3. For relapsed APL:

   • Arsenic trioxide can induce remission even in patients refractory to ATRA 1

Special Considerations

Acute Promyelocytic Leukemia (APL)

• Immediate treatment with ATRA upon suspicion of APL, even before confirmation
• Monitor closely for differentiation syndrome and coagulopathy
• Maintain platelet counts ≥30-50 × 10⁹/L and fibrinogen in normal range 1

Supportive Care

• Aggressive management of infections during neutropenia
• Transfusion support for anemia and thrombocytopenia
• Tumor lysis syndrome prophylaxis, especially in patients with high white blood cell counts 1

Measurable Residual Disease (MRD)

• Increasingly important for response assessment and therapeutic decision-making
• Techniques include flow cytometry and molecular methods 1, 5

Common Pitfalls and Caveats

1. Delayed diagnosis: Symptoms may mimic other conditions; maintain high index of suspicion for unexplained cytopenias.

2. Inadequate diagnostic workup: Ensure comprehensive cytogenetic and molecular testing before starting treatment.

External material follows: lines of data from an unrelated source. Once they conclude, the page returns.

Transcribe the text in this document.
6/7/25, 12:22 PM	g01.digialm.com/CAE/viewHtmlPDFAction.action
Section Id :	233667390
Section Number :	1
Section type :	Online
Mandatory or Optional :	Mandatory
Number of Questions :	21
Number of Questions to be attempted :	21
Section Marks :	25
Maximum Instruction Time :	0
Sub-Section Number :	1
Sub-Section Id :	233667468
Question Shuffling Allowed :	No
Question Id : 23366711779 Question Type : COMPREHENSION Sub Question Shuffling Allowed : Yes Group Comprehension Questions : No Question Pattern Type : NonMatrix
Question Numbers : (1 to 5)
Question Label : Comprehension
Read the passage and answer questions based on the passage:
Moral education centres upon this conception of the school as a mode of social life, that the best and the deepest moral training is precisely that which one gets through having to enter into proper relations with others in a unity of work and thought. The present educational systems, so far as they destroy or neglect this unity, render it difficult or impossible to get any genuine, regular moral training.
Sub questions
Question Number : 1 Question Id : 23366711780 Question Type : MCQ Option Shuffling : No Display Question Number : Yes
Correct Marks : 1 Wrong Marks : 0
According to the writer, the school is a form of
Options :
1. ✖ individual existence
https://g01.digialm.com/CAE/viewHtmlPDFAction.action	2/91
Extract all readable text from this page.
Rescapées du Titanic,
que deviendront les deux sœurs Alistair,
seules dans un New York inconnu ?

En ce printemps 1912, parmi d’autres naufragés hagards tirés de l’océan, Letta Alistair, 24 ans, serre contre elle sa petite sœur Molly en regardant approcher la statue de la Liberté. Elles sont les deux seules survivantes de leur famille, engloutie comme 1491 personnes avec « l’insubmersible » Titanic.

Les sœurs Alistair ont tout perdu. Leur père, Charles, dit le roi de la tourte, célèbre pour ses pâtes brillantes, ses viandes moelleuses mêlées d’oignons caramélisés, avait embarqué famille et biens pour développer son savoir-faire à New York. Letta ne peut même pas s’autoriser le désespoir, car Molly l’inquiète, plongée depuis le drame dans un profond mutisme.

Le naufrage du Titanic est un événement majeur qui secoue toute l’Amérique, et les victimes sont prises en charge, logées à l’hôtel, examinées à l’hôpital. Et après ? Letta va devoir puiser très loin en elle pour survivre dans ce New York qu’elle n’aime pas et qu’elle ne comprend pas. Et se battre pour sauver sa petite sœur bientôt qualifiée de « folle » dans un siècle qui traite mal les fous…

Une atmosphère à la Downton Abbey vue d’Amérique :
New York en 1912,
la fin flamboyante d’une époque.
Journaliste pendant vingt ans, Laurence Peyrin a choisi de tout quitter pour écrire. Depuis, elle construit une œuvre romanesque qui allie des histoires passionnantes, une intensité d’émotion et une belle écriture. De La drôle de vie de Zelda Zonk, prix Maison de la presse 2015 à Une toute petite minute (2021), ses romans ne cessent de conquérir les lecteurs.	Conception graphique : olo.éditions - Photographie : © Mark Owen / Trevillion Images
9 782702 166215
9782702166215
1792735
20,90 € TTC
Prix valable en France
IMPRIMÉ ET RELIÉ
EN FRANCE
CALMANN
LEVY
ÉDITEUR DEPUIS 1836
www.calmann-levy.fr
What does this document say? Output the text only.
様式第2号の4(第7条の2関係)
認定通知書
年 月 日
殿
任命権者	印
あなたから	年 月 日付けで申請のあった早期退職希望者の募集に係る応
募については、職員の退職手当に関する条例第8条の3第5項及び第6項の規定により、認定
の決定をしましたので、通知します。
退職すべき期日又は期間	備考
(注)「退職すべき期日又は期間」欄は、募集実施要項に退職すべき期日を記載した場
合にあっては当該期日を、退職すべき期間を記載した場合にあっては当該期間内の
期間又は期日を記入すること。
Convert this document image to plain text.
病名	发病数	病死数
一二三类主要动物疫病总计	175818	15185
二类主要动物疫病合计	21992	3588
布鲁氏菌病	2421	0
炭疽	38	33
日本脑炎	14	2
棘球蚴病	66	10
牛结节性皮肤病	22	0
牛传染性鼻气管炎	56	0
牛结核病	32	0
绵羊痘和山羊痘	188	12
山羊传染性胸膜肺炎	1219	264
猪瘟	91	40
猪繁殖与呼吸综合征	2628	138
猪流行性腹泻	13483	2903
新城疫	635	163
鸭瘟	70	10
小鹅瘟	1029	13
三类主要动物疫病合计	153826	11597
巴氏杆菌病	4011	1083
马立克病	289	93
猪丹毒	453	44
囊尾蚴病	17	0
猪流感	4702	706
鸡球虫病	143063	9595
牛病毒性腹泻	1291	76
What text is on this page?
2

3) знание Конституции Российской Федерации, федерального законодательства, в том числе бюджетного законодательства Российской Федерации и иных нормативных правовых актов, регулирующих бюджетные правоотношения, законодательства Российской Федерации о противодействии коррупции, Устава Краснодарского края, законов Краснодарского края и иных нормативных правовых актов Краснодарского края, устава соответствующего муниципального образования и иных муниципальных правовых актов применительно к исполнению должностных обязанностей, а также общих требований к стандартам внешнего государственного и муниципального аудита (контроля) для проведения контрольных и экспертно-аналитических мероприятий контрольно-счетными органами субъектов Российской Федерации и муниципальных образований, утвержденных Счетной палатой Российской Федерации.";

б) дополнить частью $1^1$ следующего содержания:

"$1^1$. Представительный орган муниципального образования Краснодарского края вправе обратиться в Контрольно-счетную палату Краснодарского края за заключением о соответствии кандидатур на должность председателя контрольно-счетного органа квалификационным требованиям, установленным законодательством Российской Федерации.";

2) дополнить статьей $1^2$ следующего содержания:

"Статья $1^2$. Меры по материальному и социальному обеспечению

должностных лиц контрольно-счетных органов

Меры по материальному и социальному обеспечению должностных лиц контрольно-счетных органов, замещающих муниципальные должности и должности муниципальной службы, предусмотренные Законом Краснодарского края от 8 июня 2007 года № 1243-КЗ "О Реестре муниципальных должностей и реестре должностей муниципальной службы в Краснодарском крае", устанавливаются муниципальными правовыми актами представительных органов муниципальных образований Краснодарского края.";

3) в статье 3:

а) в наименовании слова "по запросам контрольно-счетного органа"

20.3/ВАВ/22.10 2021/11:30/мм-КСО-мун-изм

3. Overlooking APL: Failure to recognize and immediately treat APL can lead to fatal hemorrhagic complications.

4. Undertreatment of elderly patients: Age alone should not exclude patients from potentially curative approaches; consider fitness rather than chronological age.

5. Inadequate monitoring: Regular assessment for disease response and treatment toxicity is essential.

6. Neglecting clinical trials: NCCN strongly recommends clinical trial participation when available 1.

AML treatment has evolved significantly in recent years with the approval of multiple targeted therapies, offering new hope for improved outcomes in this historically challenging disease.